Sampaio, pondera, no entanto, que ainda resta muita desconfiança com relação à convicção de Jair Bolsonaro nessa agenda econômica liberal, mas que as “intenções declaradas” são favoráveis.
Para Sampaio, até a posse do novo governo, a tendência é que ocorra uma “lua de mel” em função das boas intenções, “mas a efetiva implementação ainda não é testada”. O especialista também chama atenção para a reforma da Previdência, que voltando a tramitar, pode alimentar ainda mais o otimismo.
Ainda de acordo com Sampaio, a bolsa está negociando por múltiplo preço/lucro projetado de 11,9 vezes, o que é visto como “muito atraente” considerando o cenário de recuperação econômica e de crescimento de lucros aliado ao nível historicamente baixo dos juros.
“A perspectiva de aprovação de reformas pode motivar revisões para cima do crescimento esperado para os anos por vir. Se o país conseguir realmente avançar na agenda econômica proposta, é possível vislumbrar longo período de valorização consistente do mercado”, diz Sampaio.
O especialista afirma que já mudou suas posições em mercado.
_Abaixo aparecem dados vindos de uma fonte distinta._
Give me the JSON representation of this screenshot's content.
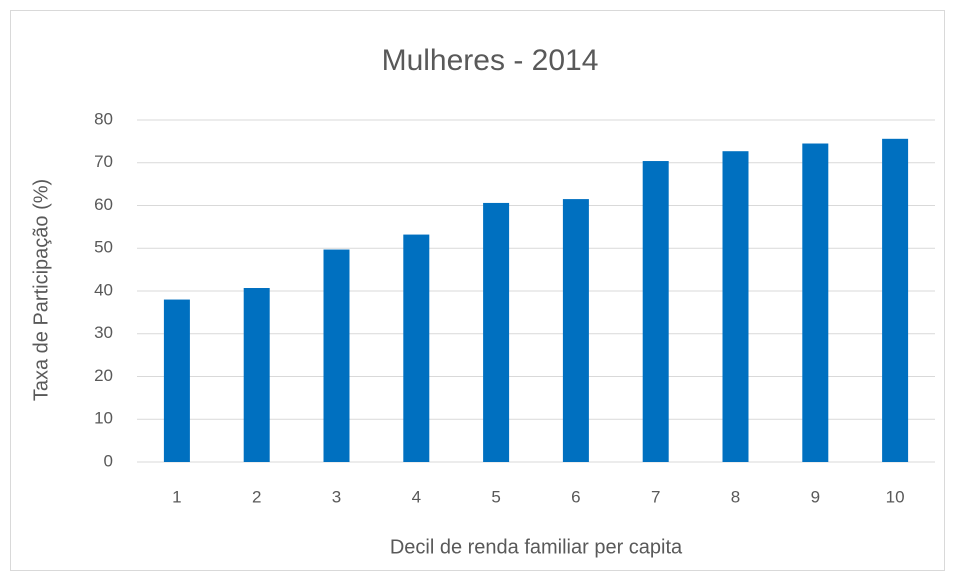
{
  "chart_data": {
    "type": "bar",
    "title": "Mulheres - 2014",
    "x_label": "Decil de renda familiar per capita",
    "y_label": "Taxa de Participação (%)",
    "categories": [
      "1",
      "2",
      "3",
      "4",
      "5",
      "6",
      "7",
      "8",
      "9",
      "10"
    ],
    "values": [
      38,
      40.7,
      49.7,
      53.2,
      60.6,
      61.5,
      70.4,
      72.7,
      74.5,
      75.6
    ],
    "color": "#0070c0",
    "ylim": [
      0,
      80
    ],
    "yticks": [
      0,
      10,
      20,
      30,
      40,
      50,
      60,
      70,
      80
    ],
    "grid": true
  }
}
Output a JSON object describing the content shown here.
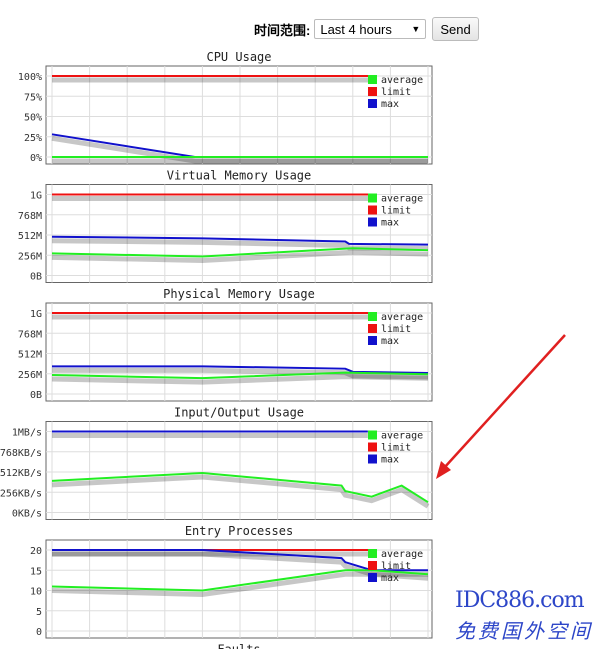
{
  "header": {
    "time_range_label": "时间范围:",
    "time_range_value": "Last 4 hours",
    "send_label": "Send"
  },
  "legend": [
    "average",
    "limit",
    "max"
  ],
  "colors": {
    "average": "#22ee22",
    "limit": "#ee1111",
    "max": "#1111cc",
    "arrow": "#e02020",
    "watermark": "#2d46c8"
  },
  "charts": [
    {
      "title": "CPU Usage",
      "ticks": [
        "0%",
        "25%",
        "50%",
        "75%",
        "100%"
      ],
      "ymax": 100,
      "series": {
        "limit": [
          [
            0,
            100
          ],
          [
            8.5,
            100
          ]
        ],
        "max": [
          [
            0,
            28
          ],
          [
            3.8,
            0
          ],
          [
            10,
            0
          ]
        ],
        "average": [
          [
            0,
            0
          ],
          [
            10,
            0
          ]
        ]
      }
    },
    {
      "title": "Virtual Memory Usage",
      "ticks": [
        "0B",
        "256M",
        "512M",
        "768M",
        "1G"
      ],
      "ymax": 1024,
      "series": {
        "limit": [
          [
            0,
            1024
          ],
          [
            8.5,
            1024
          ]
        ],
        "max": [
          [
            0,
            490
          ],
          [
            4,
            470
          ],
          [
            7.8,
            430
          ],
          [
            7.9,
            400
          ],
          [
            10,
            390
          ]
        ],
        "average": [
          [
            0,
            280
          ],
          [
            4,
            240
          ],
          [
            7.8,
            340
          ],
          [
            8,
            345
          ],
          [
            10,
            320
          ]
        ]
      }
    },
    {
      "title": "Physical Memory Usage",
      "ticks": [
        "0B",
        "256M",
        "512M",
        "768M",
        "1G"
      ],
      "ymax": 1024,
      "series": {
        "limit": [
          [
            0,
            1024
          ],
          [
            8.5,
            1024
          ]
        ],
        "max": [
          [
            0,
            350
          ],
          [
            4,
            350
          ],
          [
            7.8,
            320
          ],
          [
            8,
            280
          ],
          [
            10,
            265
          ]
        ],
        "average": [
          [
            0,
            240
          ],
          [
            4,
            200
          ],
          [
            7.8,
            270
          ],
          [
            10,
            250
          ]
        ]
      }
    },
    {
      "title": "Input/Output Usage",
      "ticks": [
        "0KB/s",
        "256KB/s",
        "512KB/s",
        "768KB/s",
        "1MB/s"
      ],
      "ymax": 1024,
      "series": {
        "max": [
          [
            0,
            1024
          ],
          [
            8.4,
            1024
          ]
        ],
        "average": [
          [
            0,
            400
          ],
          [
            4,
            500
          ],
          [
            7.7,
            340
          ],
          [
            7.8,
            270
          ],
          [
            8.5,
            200
          ],
          [
            9.3,
            340
          ],
          [
            10,
            130
          ]
        ]
      }
    },
    {
      "title": "Entry Processes",
      "ticks": [
        "0",
        "5",
        "10",
        "15",
        "20"
      ],
      "ymax": 20,
      "series": {
        "limit": [
          [
            0,
            20
          ],
          [
            8.5,
            20
          ]
        ],
        "max": [
          [
            0,
            20
          ],
          [
            4,
            20
          ],
          [
            7.7,
            18
          ],
          [
            7.8,
            17
          ],
          [
            8.5,
            15
          ],
          [
            10,
            15
          ]
        ],
        "average": [
          [
            0,
            11
          ],
          [
            4,
            10
          ],
          [
            7.8,
            15
          ],
          [
            8.5,
            15
          ],
          [
            10,
            14
          ]
        ]
      }
    },
    {
      "title": "Faults",
      "ticks": [],
      "ymax": 1,
      "series": {}
    }
  ],
  "watermark": {
    "line1": "IDC886.com",
    "line2": "免费国外空间"
  }
}
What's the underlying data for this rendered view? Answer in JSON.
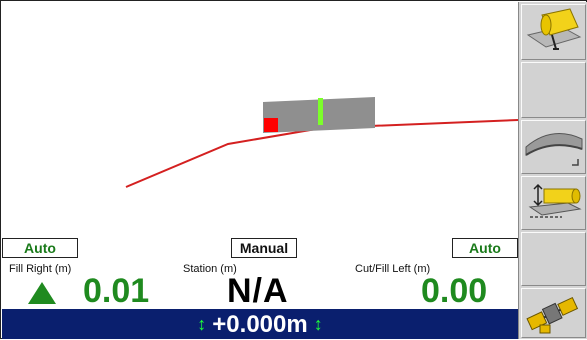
{
  "modes": {
    "left": "Auto",
    "center": "Manual",
    "right": "Auto"
  },
  "readouts": {
    "fill_right_label": "Fill Right (m)",
    "fill_right_value": "0.01",
    "station_label": "Station (m)",
    "station_value": "N/A",
    "cutfill_left_label": "Cut/Fill Left (m)",
    "cutfill_left_value": "0.00"
  },
  "bottom_bar": {
    "value": "+0.000m"
  },
  "colors": {
    "accent_green": "#1f8a1f",
    "bar_blue": "#0a1f6e",
    "design_line_red": "#d42020",
    "marker_red": "#ff0000",
    "marker_green": "#7cff2a"
  },
  "icons": {
    "fill_direction": "up-arrow-icon",
    "bottom_bar_arrows": "vertical-double-arrow-icon",
    "sidebar": [
      "blade-yellow-icon",
      "empty",
      "surface-profile-icon",
      "blade-offset-icon",
      "empty",
      "gps-satellite-icon"
    ]
  }
}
A incerteza eleitoral e o choque na atividade proveniente da paralisação dos caminhoneiros, tinha levado a ajustes na estratégia do fundo Franklin Valor e Liquidez (FVL).
A carteira estava mais balanceada entre setores, com maior exposição a exportadoras e menor exposição a segmentos mais alavancados à recuperação econômica.
Agora, Sampaio afirma que a posição em exportadoras, como a Suzano, foi desfeita, bem como nas empresas de menor alavancagem.
“Voltamos a apostar em empresas estatais que têm perspectiva de melhora na gestão e/ou possibilidade de privatização. Nesse sentido, em adição à posição em Cemig, adquirimos ações da BR Distribuidora e da Petrobras”, diz Sampaio.
Renda fixa
Também em carta, o gestor de renda fixa da Franklin Templeton, Rodrigo Borges, afirma que a exposição a risco do fundo nos últimos meses foi mantida em patamares reduzidos quando comparada à média histórica.
Mesmo com dúvidas sobre a capacidade de Bolsonaro em angariar apoio político, Borges avalia que o fato de Paulo Guedes, que é o fiador do presidente eleito na área econômica, possuir uma orientação claramente liberal, fez com que os preços dos ativos brasileiros melhorassem bastante.
“Nos parece que a indicação de nomes técnicos para cargos importantes dentro do governo será a regra, o que tornará a política econômica mais robusta e eficiente e, portanto, capaz de impulsionar o crescimento”, escreve Borges.
Avaliando a última decisão do Comitê de Política Monetária (Copom), que manteve a Selic em 6,5%, Borges diz que como a assimetria entre os riscos de alta e baixa da inflação diminuiu, a taxa básica de juros pode permanecer inalterada por um período de tempo maior do que o anteriormente antecipado.